Eric and Sam tugged at my sleeves, urging me back to play. I waved them off
with a grunt of annoyance, as I watched the man slowly take in the village. His
eyes took in everything, and with the curiosity and wonderment that only
children possessed, I stood and studied the man. Upon completing his survey of
our village, he quietly began to speak, and it was then that I noticed the
others. It seemed that everyone in the village - from the fat jolly mayor who
was like to give us children small candies and sweets, to sullen old Mr. Olrick
- had turned from their work to circle around this strange man.
"I have come here, not to sell you tales of the outside world, or barter
for goods and services, but to tell you a truth. A simple
truth, but one that our leaders would seek to hide from us." His
voice, like water softly flowing over river stones, would forever reside in my
memory.
The stranger slowly turned in a circle, his arms outstretched as if to
encompass us all. "We live in a time of peace," he said quietly as he
came to a stop. "For far too long, we have pushed aside our true nature.
We have ignored the very things which make us what we are!" His voice
gained in power, and even I - a mere boy of ten - could feel the waves of
intensity within his words.
"We are a balance! We, alone amongst all the One God's creatures, have the
power for infinite kindness, or base chaos." He paused for a moment before
continuing. "Humanity," he said, his voice falling to barely above a
whisper, "was not designed to be creatures of peace. We were not born to
this world to live in idle contentment, or supreme happiness."

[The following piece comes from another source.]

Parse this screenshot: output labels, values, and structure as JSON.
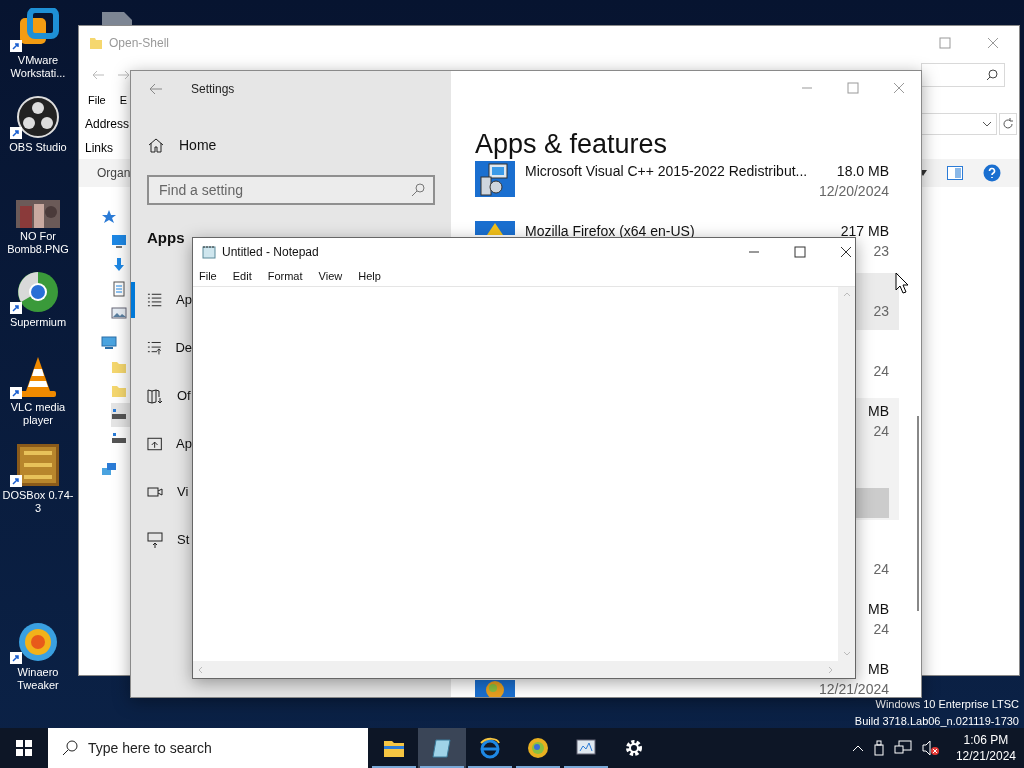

Smiling, the man regarded us calmly, "No, this day, it is not your smiles
and well-wishes I have come to claim. Rather, it is your hidden hatred... you
pain... the dark places within your own souls; these are the things I have come
for. These, my people, are the seeds of discontent. The flames of change."
The village elder moved as if to say something, but the man cut him off.
"Our leaders would have us believe that this thing... this 'Great Peace'
as they call it, is what we were put on this land to achieve. This, my people,
is a lie. Too long, we have grown fat and content within the walls that our
Priests, our Kings, our very own parents, have built around us."
We stood rooted there, as if stuck in a trance, as the man spoke his final
words to our village. "What, after all, is happiness without pain? Peace
without war? Light without dark?" His eyes roamed over the men and women
of the village. "The One God has spoken to me, my friends, and he tells me
that here - this very village - will be the beginning. This village, my
friends, will be the start of something so much greater... purer... than the
false peace which has been laid upon us." Smiling, he then climbed back up
into his wagon and without a backwards glance, left.
Slowly, the people of our village came to themselves, and after idly commenting
to one another about the odd event that had just transpired, went back to their
work. Many would forget the man in the days that would follow, marking him as
an oddity and not worth a second though. I however, did not forget. Alone
amongst the rest of our village, Sam, Eric and myself would never - could never
- forget the man who would come later to be known simply as Prophet.